Missouri Catholic Bishop Criticizes Church-Affiliated Hospital for Extending Benefits to Married Gay Couples; Rejects 'Hateful Bigots' Label

Same-sex marriage
April Breeden (L) places a ring on the finger of her partner, Crystal Peairs, during their wedding ceremony at City Hall in St. Louis, Missouri, November 5, 2014. Missouri's ban on same-sex marriage is unconstitutional, a St. Louis circuit judge ruled Wednesday, adding momentum to efforts in states across the country to legalize gay nuptials. |

The Roman Catholic bishop of the Diocese of Springfield-Cape in Missouri has shared his "deep concern" over a church-affiliated hospital's decision to extend benefits to married gay couples. Bishop James V. Johnston also says that those who defend the traditional teaching of marriage are not "hateful bigots."

"I was not consulted or informed by Mercy Hospital Springfield of its decision to provide same-sex couples marriage benefits. I am deeply concerned. By this decision, Mercy Hospital Springfield calls into question its identity as a Catholic Christian institution," Johnston wrote in a statement to News-Leader.

In the same statement, he says that pastors and leaders who defend marriage as an institution between one man and one woman are sometimes called "hateful bigots" for their position by people who claim to support tolerance.

"Such hypocrisy would be comical if it were not increasingly accompanied by legal and social efforts to coerce Christians to conform to new 'strange teachings,'" he added.

Johnston's statement is in response to a previous article in the News-Leader, where a spokesperson for Mercy Springfield said that the hospital has to extend benefits to all legally married employees due to "recent changes in government regulation."

"Mercy offers a comprehensive benefits package consistent with the markets we serve and the associated legal requirements," spokeswoman Sonya Kullmann said.

"As a Catholic health ministry, Mercy has followed the Church's position on this issue in the past.

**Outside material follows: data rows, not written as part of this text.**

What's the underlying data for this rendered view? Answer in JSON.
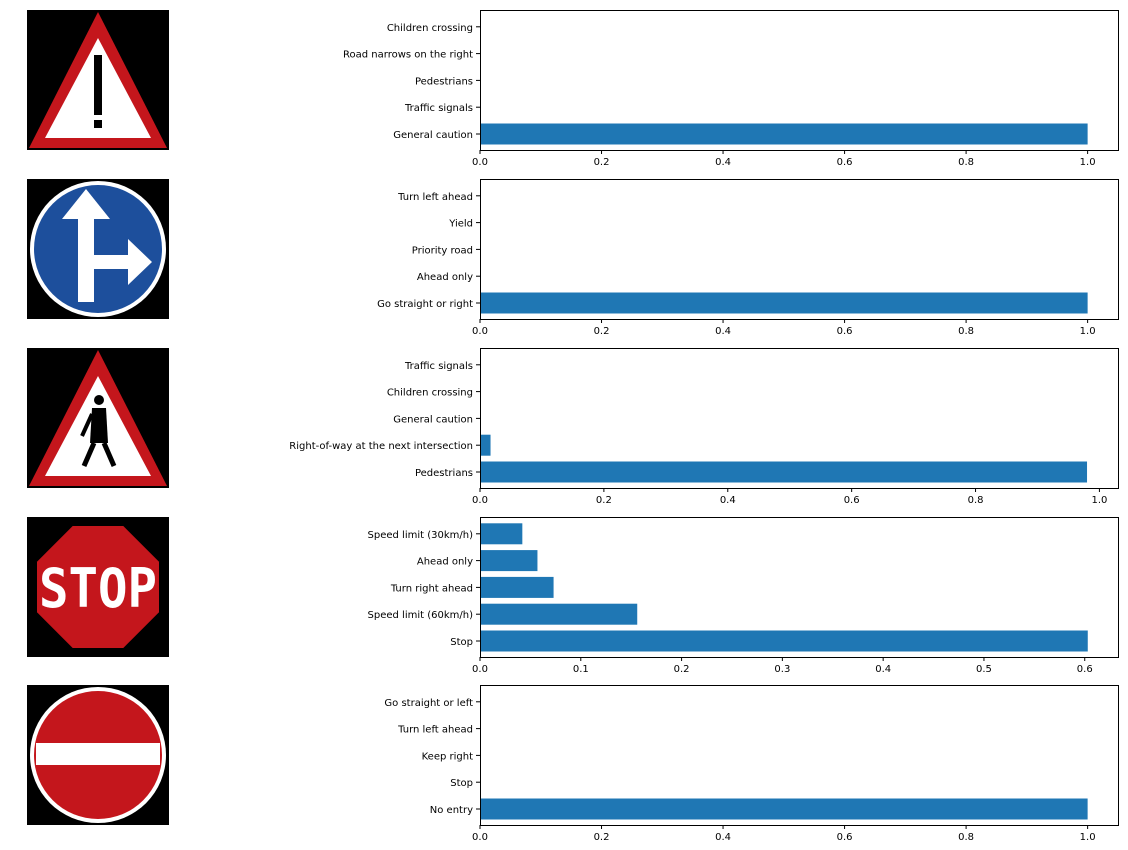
{
  "colors": {
    "bar": "#1f77b4",
    "axis": "#000000",
    "sign_red": "#c4161c",
    "sign_blue": "#1d4f9c",
    "sign_bg": "#000000",
    "sign_white": "#ffffff"
  },
  "chart_data": [
    {
      "type": "bar",
      "orientation": "horizontal",
      "sign_image": "general-caution-sign",
      "categories": [
        "General caution",
        "Traffic signals",
        "Pedestrians",
        "Road narrows on the right",
        "Children crossing"
      ],
      "values": [
        1.0,
        0.0,
        0.0,
        0.0,
        0.0
      ],
      "xlim": [
        0,
        1.05
      ],
      "xticks": [
        0,
        0.2,
        0.4,
        0.6,
        0.8,
        1.0
      ],
      "xtick_labels": [
        "0.0",
        "0.2",
        "0.4",
        "0.6",
        "0.8",
        "1.0"
      ],
      "title": "",
      "xlabel": "",
      "ylabel": "",
      "grid": false
    },
    {
      "type": "bar",
      "orientation": "horizontal",
      "sign_image": "go-straight-or-right-sign",
      "categories": [
        "Go straight or right",
        "Ahead only",
        "Priority road",
        "Yield",
        "Turn left ahead"
      ],
      "values": [
        1.0,
        0.0,
        0.0,
        0.0,
        0.0
      ],
      "xlim": [
        0,
        1.05
      ],
      "xticks": [
        0,
        0.2,
        0.4,
        0.6,
        0.8,
        1.0
      ],
      "xtick_labels": [
        "0.0",
        "0.2",
        "0.4",
        "0.6",
        "0.8",
        "1.0"
      ],
      "title": "",
      "xlabel": "",
      "ylabel": "",
      "grid": false
    },
    {
      "type": "bar",
      "orientation": "horizontal",
      "sign_image": "pedestrians-sign",
      "categories": [
        "Pedestrians",
        "Right-of-way at the next intersection",
        "General caution",
        "Children crossing",
        "Traffic signals"
      ],
      "values": [
        0.98,
        0.017,
        0.0,
        0.0,
        0.0
      ],
      "xlim": [
        0,
        1.03
      ],
      "xticks": [
        0,
        0.2,
        0.4,
        0.6,
        0.8,
        1.0
      ],
      "xtick_labels": [
        "0.0",
        "0.2",
        "0.4",
        "0.6",
        "0.8",
        "1.0"
      ],
      "title": "",
      "xlabel": "",
      "ylabel": "",
      "grid": false
    },
    {
      "type": "bar",
      "orientation": "horizontal",
      "sign_image": "stop-sign",
      "categories": [
        "Stop",
        "Speed limit (60km/h)",
        "Turn right ahead",
        "Ahead only",
        "Speed limit (30km/h)"
      ],
      "values": [
        0.603,
        0.156,
        0.073,
        0.057,
        0.042
      ],
      "xlim": [
        0,
        0.633
      ],
      "xticks": [
        0,
        0.1,
        0.2,
        0.3,
        0.4,
        0.5,
        0.6
      ],
      "xtick_labels": [
        "0.0",
        "0.1",
        "0.2",
        "0.3",
        "0.4",
        "0.5",
        "0.6"
      ],
      "title": "",
      "xlabel": "",
      "ylabel": "",
      "grid": false
    },
    {
      "type": "bar",
      "orientation": "horizontal",
      "sign_image": "no-entry-sign",
      "categories": [
        "No entry",
        "Stop",
        "Keep right",
        "Turn left ahead",
        "Go straight or left"
      ],
      "values": [
        1.0,
        0.0,
        0.0,
        0.0,
        0.0
      ],
      "xlim": [
        0,
        1.05
      ],
      "xticks": [
        0,
        0.2,
        0.4,
        0.6,
        0.8,
        1.0
      ],
      "xtick_labels": [
        "0.0",
        "0.2",
        "0.4",
        "0.6",
        "0.8",
        "1.0"
      ],
      "title": "",
      "xlabel": "",
      "ylabel": "",
      "grid": false
    }
  ]
}
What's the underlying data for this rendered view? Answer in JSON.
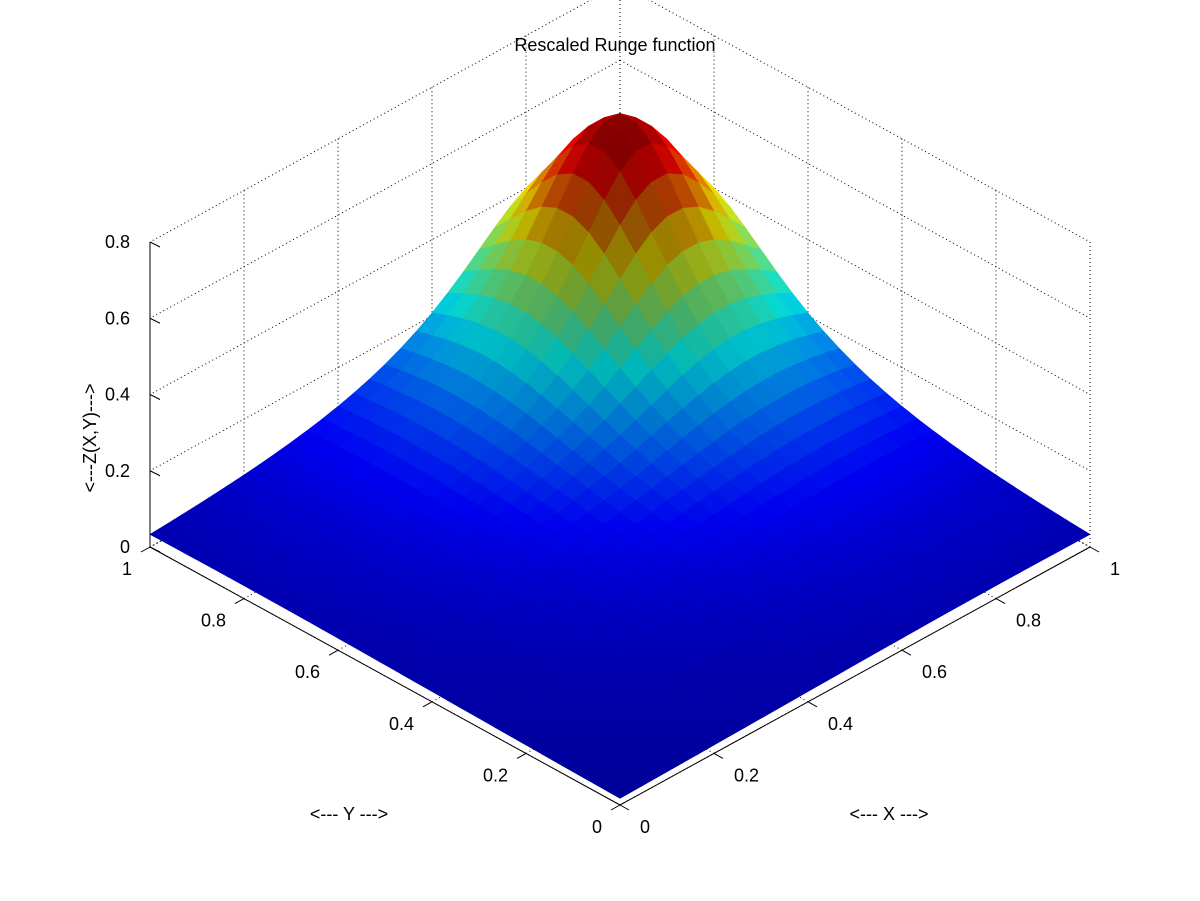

However, in line with recent changes in government regulations, we will extend benefits to all legally married spouses effective this spring."

Back in November, a Missouri state judge ruled against the state's ban on gay couples from getting married, which effectively legalized same-sex marriage in the city of St. Louis, St. Louis County and Jackson County.

"The court finds and declares that any same-sex couple that satisfies all the requirements for marriage and under Missouri law, other than being of different sexes, is legally entitled to a marriage license," Judge Rex Burlison of the St. Louis Circuit Court wrote at the time.

Johnston argued, however, that Mercy Springfield has failed to clarify the specific government regulations that are forcing it to change its policies.

"While the statement does not specify the 'government regulations' Mercy claims to require this change, no believing Christian worthy of the name should violate God's law because of 'regulations,'" the bishop wrote.

"Our ancestors refused to abandon the faith even when subjected to the cruelty and torture of the Roman Empire, but in our age unspecified 'regulations,' government funds, and fear of public ridicule is sufficient in order to secure the compliance of some."

The hospital reportedly has over 40,000 employees nationwide, and close to 9,000 of them reside in the Springfield area.

Catholic Church leaders have spoken out against Catholic-linked institutions from offering benefits to same-sex spouses before. In November 2014, the Archbishop of Omaha, George Lucas, spoke out against the Jesuit Creighton University in Omaha for altering its policies to provide benefits to gay couples.

"Despite [Creighton president] Father [Timothy] Lannon's claim that this is not a statement of approval of same-sex marriages, this is precisely the message that the university is giving," Lucas wrote at the time. "I am dismayed that the recommendation of the University Benefits Committee is thought to supersede divine law regarding marriage."

Lannon had earlier said: "The extension of benefits is not a statement of approval of same-sex marriages but rather an acknowledgement of our responsibility to serve the needs of faculty and staff who faithfully serve our students and patients every day."